Linda Gibson, Head of Regulatory Change (July 2024)

We have seen that settlement efficiency has shown steady and consistent improvements since CSDR going live. We have also seen that partial settlement is now more common in the marketplace which whilst not greatly impacting the settlement efficiency rate, it has reduced the value of the fails which is evidenced through the reduced value of the penalties.

Overall, the penalty mechanism acts as a deterrent in that it discourages settlement fails and incentivises timely settlement.

The current thinking from the EU regulators is to only introduce buy-ins if the penalties regime doesn’t work and that will not come into force until late 2026 or potentially, drop mandatory buy-ins completely. This is a good result for the industry.

Meanwhile, the EU CSDR Refit initiative focussed on amending the CSDR, is in consultation stage with ESMA expected to publish its final report along with draft technical standards for endorsement by the European Commission by 17 January 2025.

Elsewhere, at the end of May 2024, the North American markets and Mexico moved to T+1 settlement and the UK, EU and Switzerland are currently reviewing how and when to follow and move to T+1 settlement. Any move to T+1 settlement will require a change to the CSDR legislation.

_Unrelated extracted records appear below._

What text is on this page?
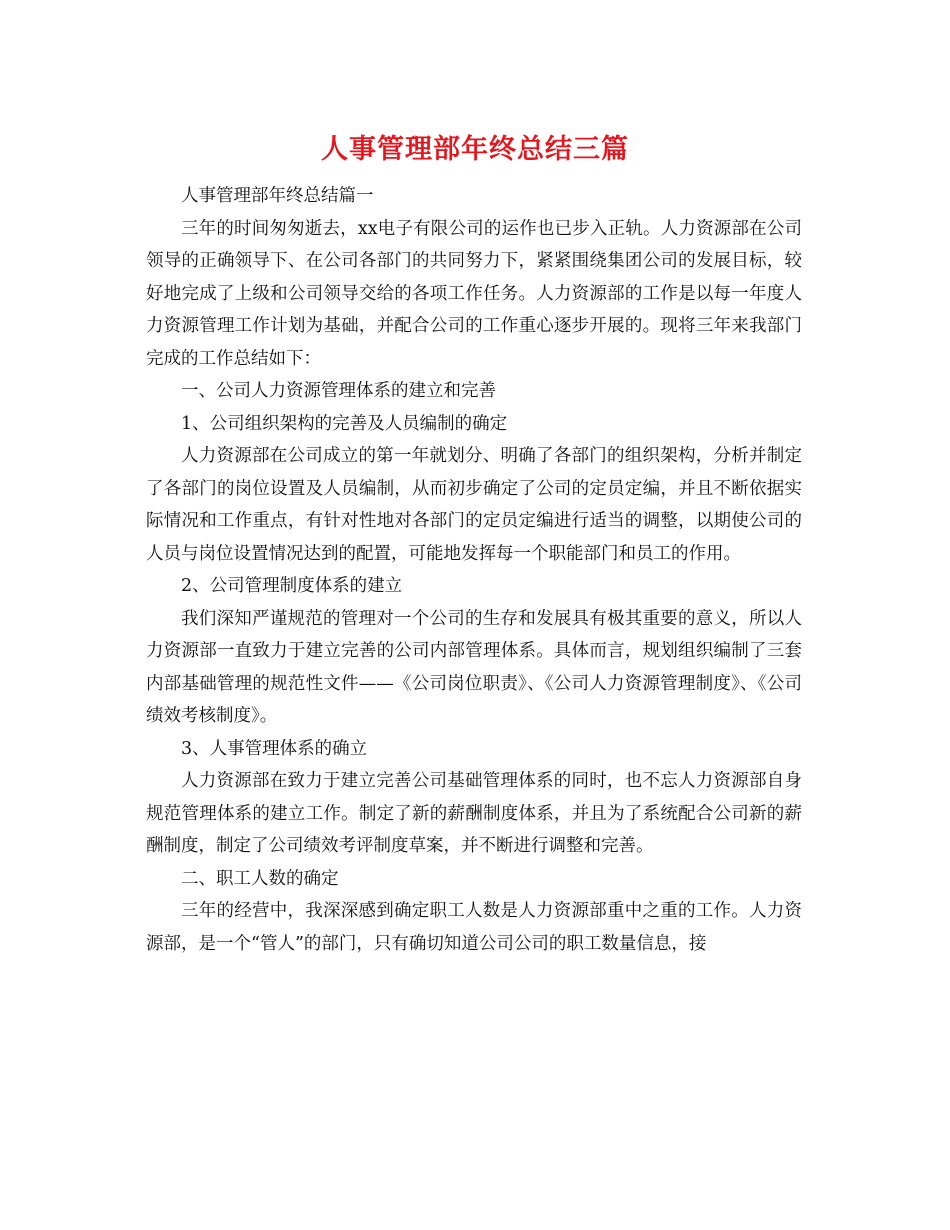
人事管理部年终总结三篇

人事管理部年终总结篇一

三年的时间匆匆逝去，xx电子有限公司的运作也已步入正轨。人力资源部在公司领导的正确领导下、在公司各部门的共同努力下，紧紧围绕集团公司的发展目标，较好地完成了上级和公司领导交给的各项工作任务。人力资源部的工作是以每一年度人力资源管理工作计划为基础，并配合公司的工作重心逐步开展的。现将三年来我部门完成的工作总结如下：

一、公司人力资源管理体系的建立和完善

1、公司组织架构的完善及人员编制的确定

人力资源部在公司成立的第一年就划分、明确了各部门的组织架构，分析并制定了各部门的岗位设置及人员编制，从而初步确定了公司的定员定编，并且不断依据实际情况和工作重点，有针对性地对各部门的定员定编进行适当的调整，以期使公司的人员与岗位设置情况达到的配置，可能地发挥每一个职能部门和员工的作用。

2、公司管理制度体系的建立

我们深知严谨规范的管理对一个公司的生存和发展具有极其重要的意义，所以人力资源部一直致力于建立完善的公司内部管理体系。具体而言，规划组织编制了三套内部基础管理的规范性文件——《公司岗位职责》、《公司人力资源管理制度》、《公司绩效考核制度》。

3、人事管理体系的确立

人力资源部在致力于建立完善公司基础管理体系的同时，也不忘人力资源部自身规范管理体系的建立工作。制定了新的薪酬制度体系，并且为了系统配合公司新的薪酬制度，制定了公司绩效考评制度草案，并不断进行调整和完善。

二、职工人数的确定

三年的经营中，我深深感到确定职工人数是人力资源部重中之重的工作。人力资源部，是一个“管人”的部门，只有确切知道公司公司的职工数量信息，接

UK CSDR - It is also worth noting that CSDR was onshored into legislation however, the CSDR settlement discipline regime had not begun to apply before the end of the transition period and could not be included in the UK CSDR as part of the onshoring process. Consequently, HM Treasury decided not to implement the EU CSDR settlement discipline regime in the UK. The UK CSDR will be revoked under the FSMA 2023 as part of the UK government’s wider work programme relating to retained EU law.

Settlement efficiency and reducing risk remains a key topic of discussion for regulators in the US, EU and UK markets and improving it remains a top priority.